Économiser l’eau et maîtriser l’énergie dans les piscines publiques

Ce travail résulte d’une collaboration entre le Club des Bonnes Pratiques d’Économies d’Eau et de Tarification porté par la Fédération nationale des collectivités concédantes et régies (FNCCR) et le programme ACTEE (Action des collectivités territoriales pour l’efficacité énergétique), co-porté par cette dernière.
Il est le fruit d’une réflexion simple : malgré l’abondance de ressources sur les économies d’énergie dans les centres aquatiques collectifs, peu de publications traitent des économies d’eau possibles dans ces équipements. Les travaux abordant conjointement ces deux thématiques en sont d’autant plus rares alors même que la gestion de ces deux flux en piscine sont indissociables.
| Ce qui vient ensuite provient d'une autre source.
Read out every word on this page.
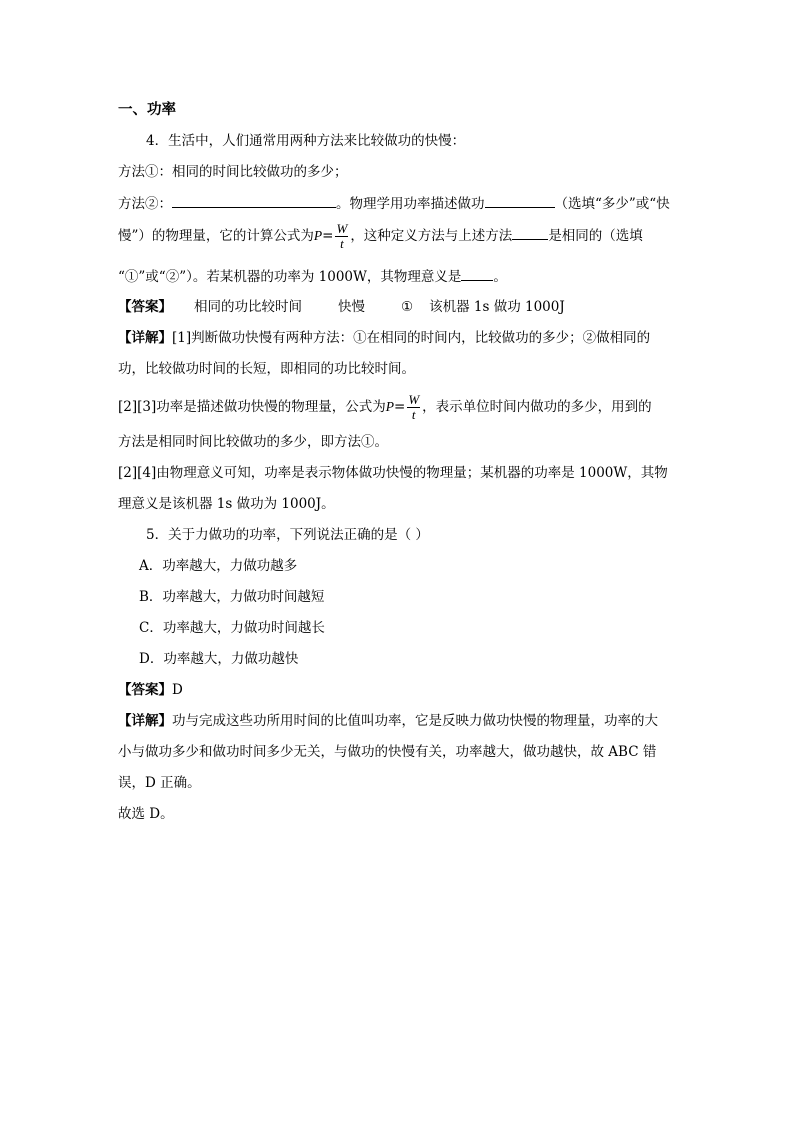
一、功率
4．生活中，人们通常用两种方法来比较做功的快慢：
方法①：相同的时间比较做功的多少；
方法②：	。物理学用功率描述做功	（选填“多少”或“快
慢”）的物理量，它的计算公式为$P= \frac{W}{t}$ ，这种定义方法与上述方法	是相同的（选填
“①”或“②”）。若某机器的功率为 1000W，其物理意义是 。
【答案】 相同的功比较时间	快慢	① 该机器 1s 做功 1000J
【详解】[1]判断做功快慢有两种方法：①在相同的时间内，比较做功的多少；②做相同的
功，比较做功时间的长短，即相同的功比较时间。
[2][3]功率是描述做功快慢的物理量，公式为$P= \frac{W}{t}$ ，表示单位时间内做功的多少，用到的
方法是相同时间比较做功的多少，即方法①。
[2][4]由物理意义可知，功率是表示物体做功快慢的物理量；某机器的功率是 1000W，其物
理意义是该机器 1s 做功为 1000J。
5．关于力做功的功率，下列说法正确的是（ ）
A．功率越大，力做功越多
B．功率越大，力做功时间越短
C．功率越大，力做功时间越长
D．功率越大，力做功越快
【答案】D
【详解】功与完成这些功所用时间的比值叫功率，它是反映力做功快慢的物理量，功率的大
小与做功多少和做功时间多少无关，与做功的快慢有关，功率越大，做功越快，故 ABC 错
误，D 正确。
故选 D。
À destination de l’ensemble des acteurs impliqués dans la gestion et la modernisation des piscines publiques, ce guide propose un panorama synthétique des outils disponibles pour une gestion plus économe en eau et en énergie. Il présente des solutions variées allant des bonnes pratiques aisément adoptables jusqu’aux travaux à envisager en cas de rénovation ou de construction tout en les illustrant à travers des retours d’expérience.

Les piscines publiques sont des lieux de rencontres intergénérationnelles et de mixité sociale, où se côtoient apprentis et experts de la natation, adeptes des sports aquatiques et usagers en quête de divertissement ou de bien-être. Quel qu’en soit l’usage, elles sont aussi des îlots de fraîcheur, indispensables aujourd’hui pour contrer les désagréments liés à la hausse des températures. Ces équipements répondent à un usage collectif en faveur de l’intérêt général, touchant aux politiques publiques de santé (prévention du risque noyade, sédentarité, etc.), de lutte contre les inégalités sociales (maîtrise de la natation, incapacité à partir en vacances, accès inégal à des lieux de baignade, etc.) et de cohésion sociale. Il existe différentes typologies de piscines publiques, dont les caractéristiques sont liées à l’âge de l’installation, aux dimensions de l’infrastructure, aux traitements effectués, aux activités proposées, etc. Les coûts d’exploitation et de fonctionnement (liés aux ressources humaines, traitement de l’eau et l’air, chauffage, ventilation, etc.) varient selon les caractéristiques de l’installation. Le parc de piscines publiques est vieillissant au niveau national, avec plus de 60 % des piscines ayant plus de quarante ans, soulevant la problématique de la pérennité de ces équipements (nécessité de rénovation, voire de renouvellement ou dans le pire des cas, de fermeture, les coûts devenant parfois insoutenables pour les collectivités).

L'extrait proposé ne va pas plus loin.